Südkirchener Drogendealer sagt gegen Bandidos aus

Prozess auch gegen Selmer

Den August 2013 wird der Südkirchener Manfred G. (Name geändert) nicht vergessen. Er wollte mit Rockern der Gruppe Bandidos ins Geschäft kommen. Am Ende erlitt er eine Gesichtsverletzung und fast 23.000 Euro Verlust. Am Dienstag berichtete der 37-Jährige darüber in einem Bandidos-Prozess am Landgericht Münster, in dem auch ein 46-jähriger Selmer angeklagt ist.

NORDKIRCHEN/SELM

23.02.2016, 18:41 Uhr / Lesedauer: 2 min
Ein Selmer Bandido-Mitglied muss sich wegen Drogenhandels vor Gericht verantworten.

Ein Selmer Bandido-Mitglied muss sich wegen Drogenhandels vor Gericht verantworten.

Der angeklagte Selmer, selbst eher Amphetamin-Experte, hatte für den Südkirchener den Kontakt zur Marihuana-Fraktion der Bandidos hergestellt. Beide kennen sich seit über 20 Jahren. Vor fünf Monaten saß der Südkirchener selbst als Angeklagter im Landgericht und wurde wegen umfangreichen Rauschgifthandels zu sechs Jahren Gefängnis verurteilt.
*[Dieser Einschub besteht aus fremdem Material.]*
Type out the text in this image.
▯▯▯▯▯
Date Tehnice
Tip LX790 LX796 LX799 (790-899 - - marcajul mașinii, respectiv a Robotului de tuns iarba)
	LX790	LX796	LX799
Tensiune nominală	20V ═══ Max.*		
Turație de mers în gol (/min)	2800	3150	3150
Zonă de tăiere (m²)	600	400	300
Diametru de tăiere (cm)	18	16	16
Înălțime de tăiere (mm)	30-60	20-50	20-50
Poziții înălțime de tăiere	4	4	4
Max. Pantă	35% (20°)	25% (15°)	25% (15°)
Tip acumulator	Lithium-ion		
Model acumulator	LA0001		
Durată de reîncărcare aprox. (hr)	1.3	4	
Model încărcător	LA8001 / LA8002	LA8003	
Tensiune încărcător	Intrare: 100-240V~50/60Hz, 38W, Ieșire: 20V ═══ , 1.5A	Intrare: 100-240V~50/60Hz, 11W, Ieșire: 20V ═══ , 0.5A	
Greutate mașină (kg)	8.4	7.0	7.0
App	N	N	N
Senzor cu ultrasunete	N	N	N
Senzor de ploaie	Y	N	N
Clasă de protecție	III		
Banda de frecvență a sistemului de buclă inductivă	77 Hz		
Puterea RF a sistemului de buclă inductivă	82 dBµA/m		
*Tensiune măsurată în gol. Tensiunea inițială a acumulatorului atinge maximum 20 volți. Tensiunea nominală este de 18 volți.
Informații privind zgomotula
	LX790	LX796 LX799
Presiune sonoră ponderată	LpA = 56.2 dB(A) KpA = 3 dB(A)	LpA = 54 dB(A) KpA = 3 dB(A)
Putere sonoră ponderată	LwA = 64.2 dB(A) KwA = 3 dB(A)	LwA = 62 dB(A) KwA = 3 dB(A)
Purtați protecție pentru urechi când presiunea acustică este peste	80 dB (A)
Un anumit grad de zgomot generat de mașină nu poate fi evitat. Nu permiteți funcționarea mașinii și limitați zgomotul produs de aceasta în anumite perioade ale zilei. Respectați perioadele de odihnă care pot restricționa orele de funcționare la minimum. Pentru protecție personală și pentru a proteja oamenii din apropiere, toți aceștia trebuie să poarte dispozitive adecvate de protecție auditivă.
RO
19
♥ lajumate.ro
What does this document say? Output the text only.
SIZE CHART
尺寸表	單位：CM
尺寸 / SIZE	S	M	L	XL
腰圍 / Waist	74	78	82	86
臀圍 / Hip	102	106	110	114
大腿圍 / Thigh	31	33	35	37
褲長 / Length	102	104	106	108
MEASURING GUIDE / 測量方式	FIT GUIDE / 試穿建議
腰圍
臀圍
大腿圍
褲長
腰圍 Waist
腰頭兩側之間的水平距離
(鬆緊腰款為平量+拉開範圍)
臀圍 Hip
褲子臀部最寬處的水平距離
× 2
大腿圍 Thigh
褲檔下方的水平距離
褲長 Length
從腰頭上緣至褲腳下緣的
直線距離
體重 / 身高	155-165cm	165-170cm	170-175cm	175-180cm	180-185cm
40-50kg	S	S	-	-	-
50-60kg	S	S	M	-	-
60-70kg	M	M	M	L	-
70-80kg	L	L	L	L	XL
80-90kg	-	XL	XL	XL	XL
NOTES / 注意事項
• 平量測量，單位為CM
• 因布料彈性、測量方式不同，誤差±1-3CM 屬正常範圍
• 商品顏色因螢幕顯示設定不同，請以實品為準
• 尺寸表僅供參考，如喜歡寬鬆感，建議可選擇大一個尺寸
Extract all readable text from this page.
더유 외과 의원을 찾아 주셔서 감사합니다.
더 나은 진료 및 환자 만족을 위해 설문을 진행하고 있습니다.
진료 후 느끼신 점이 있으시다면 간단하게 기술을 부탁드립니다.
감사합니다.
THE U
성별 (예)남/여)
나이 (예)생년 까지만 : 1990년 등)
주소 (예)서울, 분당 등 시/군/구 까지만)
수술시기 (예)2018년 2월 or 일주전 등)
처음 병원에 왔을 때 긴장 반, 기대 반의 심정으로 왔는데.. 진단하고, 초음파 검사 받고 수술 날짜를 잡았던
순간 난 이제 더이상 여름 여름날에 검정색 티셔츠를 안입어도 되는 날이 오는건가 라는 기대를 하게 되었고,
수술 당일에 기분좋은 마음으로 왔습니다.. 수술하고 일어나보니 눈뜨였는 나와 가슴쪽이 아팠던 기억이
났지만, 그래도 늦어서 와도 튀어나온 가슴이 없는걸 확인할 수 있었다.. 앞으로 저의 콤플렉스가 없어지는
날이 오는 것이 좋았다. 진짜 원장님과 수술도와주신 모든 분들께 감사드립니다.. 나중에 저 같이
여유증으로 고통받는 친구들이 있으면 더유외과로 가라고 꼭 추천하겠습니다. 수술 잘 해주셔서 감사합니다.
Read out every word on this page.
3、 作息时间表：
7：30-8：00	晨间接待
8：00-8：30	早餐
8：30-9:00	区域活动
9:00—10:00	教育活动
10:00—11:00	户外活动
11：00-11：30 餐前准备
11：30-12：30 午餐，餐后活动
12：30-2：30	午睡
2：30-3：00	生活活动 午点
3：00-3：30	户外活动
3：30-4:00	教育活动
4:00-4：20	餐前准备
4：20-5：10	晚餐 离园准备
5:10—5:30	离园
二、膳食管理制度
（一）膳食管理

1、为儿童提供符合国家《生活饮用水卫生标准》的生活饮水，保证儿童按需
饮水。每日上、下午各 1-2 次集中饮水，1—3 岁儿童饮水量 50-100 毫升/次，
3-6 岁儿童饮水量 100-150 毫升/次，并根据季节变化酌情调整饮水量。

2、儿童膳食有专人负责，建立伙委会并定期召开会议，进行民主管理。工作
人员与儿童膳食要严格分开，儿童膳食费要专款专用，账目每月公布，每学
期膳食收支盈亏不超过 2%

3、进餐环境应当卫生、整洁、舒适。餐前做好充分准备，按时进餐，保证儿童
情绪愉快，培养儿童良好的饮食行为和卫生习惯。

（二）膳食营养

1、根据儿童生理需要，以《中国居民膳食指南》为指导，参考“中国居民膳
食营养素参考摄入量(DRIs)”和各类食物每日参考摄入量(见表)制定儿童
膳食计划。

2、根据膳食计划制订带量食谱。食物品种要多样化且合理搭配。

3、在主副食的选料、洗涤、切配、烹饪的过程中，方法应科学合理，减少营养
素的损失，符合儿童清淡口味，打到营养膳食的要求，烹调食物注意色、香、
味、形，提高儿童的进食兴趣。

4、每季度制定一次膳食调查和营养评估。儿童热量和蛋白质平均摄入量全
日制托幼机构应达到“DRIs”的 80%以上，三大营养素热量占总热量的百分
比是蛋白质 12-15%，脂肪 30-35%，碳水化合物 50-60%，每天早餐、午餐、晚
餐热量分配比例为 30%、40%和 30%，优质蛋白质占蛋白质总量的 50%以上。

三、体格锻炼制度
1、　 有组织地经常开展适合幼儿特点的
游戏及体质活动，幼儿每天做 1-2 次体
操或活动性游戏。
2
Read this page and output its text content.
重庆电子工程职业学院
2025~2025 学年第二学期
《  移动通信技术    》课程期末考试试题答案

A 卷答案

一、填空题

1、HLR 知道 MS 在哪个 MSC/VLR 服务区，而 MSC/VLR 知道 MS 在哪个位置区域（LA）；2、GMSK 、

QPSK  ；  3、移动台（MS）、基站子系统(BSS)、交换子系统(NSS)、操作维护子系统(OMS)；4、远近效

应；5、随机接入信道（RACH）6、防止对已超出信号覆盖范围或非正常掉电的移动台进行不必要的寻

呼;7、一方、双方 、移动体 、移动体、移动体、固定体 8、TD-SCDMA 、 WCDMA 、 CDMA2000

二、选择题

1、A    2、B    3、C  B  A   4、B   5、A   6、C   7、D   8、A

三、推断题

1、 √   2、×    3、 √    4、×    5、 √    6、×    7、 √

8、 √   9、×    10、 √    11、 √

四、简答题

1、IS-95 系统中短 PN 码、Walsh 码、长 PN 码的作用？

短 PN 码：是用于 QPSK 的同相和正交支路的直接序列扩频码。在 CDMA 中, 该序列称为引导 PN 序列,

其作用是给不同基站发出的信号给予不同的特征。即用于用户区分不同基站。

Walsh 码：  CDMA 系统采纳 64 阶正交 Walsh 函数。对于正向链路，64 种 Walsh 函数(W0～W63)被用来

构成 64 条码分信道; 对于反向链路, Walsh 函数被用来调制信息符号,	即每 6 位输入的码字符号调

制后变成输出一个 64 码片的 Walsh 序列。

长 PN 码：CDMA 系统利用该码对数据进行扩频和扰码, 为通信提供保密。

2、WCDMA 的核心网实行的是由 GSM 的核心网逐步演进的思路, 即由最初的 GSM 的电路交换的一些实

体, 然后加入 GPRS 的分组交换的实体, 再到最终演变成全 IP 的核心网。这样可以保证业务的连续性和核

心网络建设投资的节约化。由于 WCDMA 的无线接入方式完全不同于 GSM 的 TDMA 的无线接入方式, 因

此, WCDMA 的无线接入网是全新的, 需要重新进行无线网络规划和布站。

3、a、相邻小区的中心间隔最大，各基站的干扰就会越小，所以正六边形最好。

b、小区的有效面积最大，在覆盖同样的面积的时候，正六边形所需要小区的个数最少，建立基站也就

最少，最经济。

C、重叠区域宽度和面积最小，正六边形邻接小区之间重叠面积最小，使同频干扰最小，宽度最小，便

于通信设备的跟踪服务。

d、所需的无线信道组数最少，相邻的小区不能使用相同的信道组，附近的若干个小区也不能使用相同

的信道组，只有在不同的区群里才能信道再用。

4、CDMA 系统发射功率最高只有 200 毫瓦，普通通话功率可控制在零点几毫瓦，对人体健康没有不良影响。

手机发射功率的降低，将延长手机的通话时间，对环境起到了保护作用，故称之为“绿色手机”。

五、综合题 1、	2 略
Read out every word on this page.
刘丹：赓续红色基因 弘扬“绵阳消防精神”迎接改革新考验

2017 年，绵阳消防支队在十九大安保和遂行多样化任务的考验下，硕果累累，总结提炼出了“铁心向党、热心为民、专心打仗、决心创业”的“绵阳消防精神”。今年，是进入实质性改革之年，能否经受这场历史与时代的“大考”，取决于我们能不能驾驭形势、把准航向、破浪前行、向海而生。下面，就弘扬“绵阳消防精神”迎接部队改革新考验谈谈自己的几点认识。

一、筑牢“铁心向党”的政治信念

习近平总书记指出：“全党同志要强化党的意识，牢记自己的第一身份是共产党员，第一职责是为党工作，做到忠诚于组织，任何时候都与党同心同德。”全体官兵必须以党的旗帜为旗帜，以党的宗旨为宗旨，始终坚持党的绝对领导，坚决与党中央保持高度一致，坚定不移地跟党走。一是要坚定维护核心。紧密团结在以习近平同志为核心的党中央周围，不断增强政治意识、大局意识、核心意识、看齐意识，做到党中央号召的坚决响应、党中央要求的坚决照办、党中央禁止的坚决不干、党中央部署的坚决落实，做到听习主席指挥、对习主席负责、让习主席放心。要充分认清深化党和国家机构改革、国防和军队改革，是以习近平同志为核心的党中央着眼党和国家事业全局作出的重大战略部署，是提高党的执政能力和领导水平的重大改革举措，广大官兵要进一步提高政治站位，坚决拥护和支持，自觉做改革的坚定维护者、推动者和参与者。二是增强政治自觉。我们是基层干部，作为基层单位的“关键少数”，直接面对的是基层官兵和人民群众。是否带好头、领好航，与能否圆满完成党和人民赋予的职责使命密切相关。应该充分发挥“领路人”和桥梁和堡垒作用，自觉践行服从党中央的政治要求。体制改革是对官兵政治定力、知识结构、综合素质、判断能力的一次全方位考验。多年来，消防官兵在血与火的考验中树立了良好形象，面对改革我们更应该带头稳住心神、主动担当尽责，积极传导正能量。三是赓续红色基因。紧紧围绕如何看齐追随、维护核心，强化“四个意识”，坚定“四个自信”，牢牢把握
Am Dienstag schilderte er nun als Zeuge vor der 3. Großen Strafkammer noch einmal seinen Zusammenstoß mit den Bandidos. Demnach traf er sich am 24. August 2013 mit einem der Hauptangeklagten des laufenden Verfahrens in Enschede, um dort fünf Kilo Marihuana zu kaufen. Vor Ort entpuppte sich der Stoff als minderwertig. Er zahlte dafür trotzdem 21.000 Euro und 500 Euro Provision an den Kopf der Bandidos.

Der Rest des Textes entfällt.